2018 Ford Focus Review

Christian Wardlaw | May 21, 2018

Introduction

Ford has announced that it is going to stop selling 4-door sedans in America. That means that the Fiesta, Fusion, and the Taurus will be dropped from the automaker’s lineup within a few years, if not sooner. The Focus will return for 2020, however, as a redesigned car in 5-door hatchback or wagon configuration. It will be wearing a crossover SUV costume.

Frankly, this is a wise move. The traditional car market is shrinking. People want more versatile and rugged vehicles that can handle whatever life happens to bring their way. Trunks represent a lifestyle limitation, and are increasingly shunned by Americans.

2018 Ford Focus Titanium front quarter left photoToday, the Focus lineup is diverse. You can get a sedan or a hatchback. The latter body style is further available with an electric drivetrain, in sport-tuned ST trim, and in performance-oriented RS trim equipped with 350 horsepower and all-wheel drive.

In advance of its upcoming redesign, we elected to take a closer look at the soon-to-be-retired version of the Focus, which was last redesigned for the 2012 model year. The sedan test car came in Titanium trim and was equipped with extra-cost paint, a Titanium Technology package, active park assist, navigation system, and a premium sound system. The price came to $27,525, including the $875 destination charge.

What Owners Say

Before we discuss the results of our evaluation of the 2018 Ford Focus, it’s helpful to understand who buys this compact car, and what they like most and least about it. Keep in mind, however, that J.D. Power data for the Focus includes feedback from buyers of all versions of the car, including the sporty ST, performance-tuned RS, as well as the electric version.

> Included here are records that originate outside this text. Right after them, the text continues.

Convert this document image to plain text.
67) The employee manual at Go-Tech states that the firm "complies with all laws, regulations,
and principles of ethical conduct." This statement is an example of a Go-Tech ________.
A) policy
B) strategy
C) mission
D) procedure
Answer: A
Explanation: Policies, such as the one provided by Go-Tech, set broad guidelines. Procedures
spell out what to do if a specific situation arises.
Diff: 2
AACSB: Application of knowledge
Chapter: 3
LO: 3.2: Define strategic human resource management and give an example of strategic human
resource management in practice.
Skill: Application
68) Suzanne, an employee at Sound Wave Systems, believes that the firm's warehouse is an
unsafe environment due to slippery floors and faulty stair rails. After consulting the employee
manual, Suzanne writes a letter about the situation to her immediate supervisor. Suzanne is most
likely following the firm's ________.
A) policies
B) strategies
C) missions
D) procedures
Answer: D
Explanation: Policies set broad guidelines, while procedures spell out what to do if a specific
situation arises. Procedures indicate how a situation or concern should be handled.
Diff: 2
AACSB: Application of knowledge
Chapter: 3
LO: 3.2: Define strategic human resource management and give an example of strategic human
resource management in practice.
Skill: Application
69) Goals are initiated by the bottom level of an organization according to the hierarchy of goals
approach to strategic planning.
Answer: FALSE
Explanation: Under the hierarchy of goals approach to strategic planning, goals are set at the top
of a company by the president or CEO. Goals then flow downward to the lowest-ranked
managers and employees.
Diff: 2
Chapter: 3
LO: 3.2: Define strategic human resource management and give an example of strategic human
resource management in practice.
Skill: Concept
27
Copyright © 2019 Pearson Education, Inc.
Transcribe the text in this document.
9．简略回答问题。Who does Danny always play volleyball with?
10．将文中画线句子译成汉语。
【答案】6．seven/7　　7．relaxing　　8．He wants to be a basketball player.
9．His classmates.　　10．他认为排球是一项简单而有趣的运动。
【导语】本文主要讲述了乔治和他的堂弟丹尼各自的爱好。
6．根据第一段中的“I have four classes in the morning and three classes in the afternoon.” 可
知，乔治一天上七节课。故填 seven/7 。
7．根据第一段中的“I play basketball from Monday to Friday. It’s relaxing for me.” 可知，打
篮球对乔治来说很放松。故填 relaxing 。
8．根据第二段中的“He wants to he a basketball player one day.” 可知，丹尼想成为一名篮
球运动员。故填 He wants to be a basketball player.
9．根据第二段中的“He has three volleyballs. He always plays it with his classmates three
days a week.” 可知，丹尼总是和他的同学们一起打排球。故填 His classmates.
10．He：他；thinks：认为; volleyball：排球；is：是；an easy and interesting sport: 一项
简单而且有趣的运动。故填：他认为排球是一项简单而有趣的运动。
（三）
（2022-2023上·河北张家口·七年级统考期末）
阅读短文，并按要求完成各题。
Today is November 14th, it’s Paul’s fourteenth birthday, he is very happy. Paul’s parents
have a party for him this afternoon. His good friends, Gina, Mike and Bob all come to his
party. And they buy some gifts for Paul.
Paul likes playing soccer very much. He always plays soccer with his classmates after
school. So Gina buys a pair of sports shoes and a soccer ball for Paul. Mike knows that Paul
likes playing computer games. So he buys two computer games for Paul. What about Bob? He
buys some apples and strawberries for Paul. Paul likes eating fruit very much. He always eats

With that caveat in mind, the data shows that 72% of Focus buyers are men, marking a big difference compared to the Compact Car segment overall, in which 57% are men. Focus buyers also enjoy a higher median annual household income than the segment average ($84,783 vs. $74,387). In terms of median age, Focus buyers are aligned with the segment (48 years of age vs. 49).

Compared with the Compact Car segment, Focus buyers more often identify themselves as performance buyers (21% vs. 11%), are more likely to agree that friends and family think of them as someone who knows a great deal about autos (69% vs. 56%), and are more likely to agree that they like a vehicle offering responsive handling and powerful acceleration (94% vs. 86%).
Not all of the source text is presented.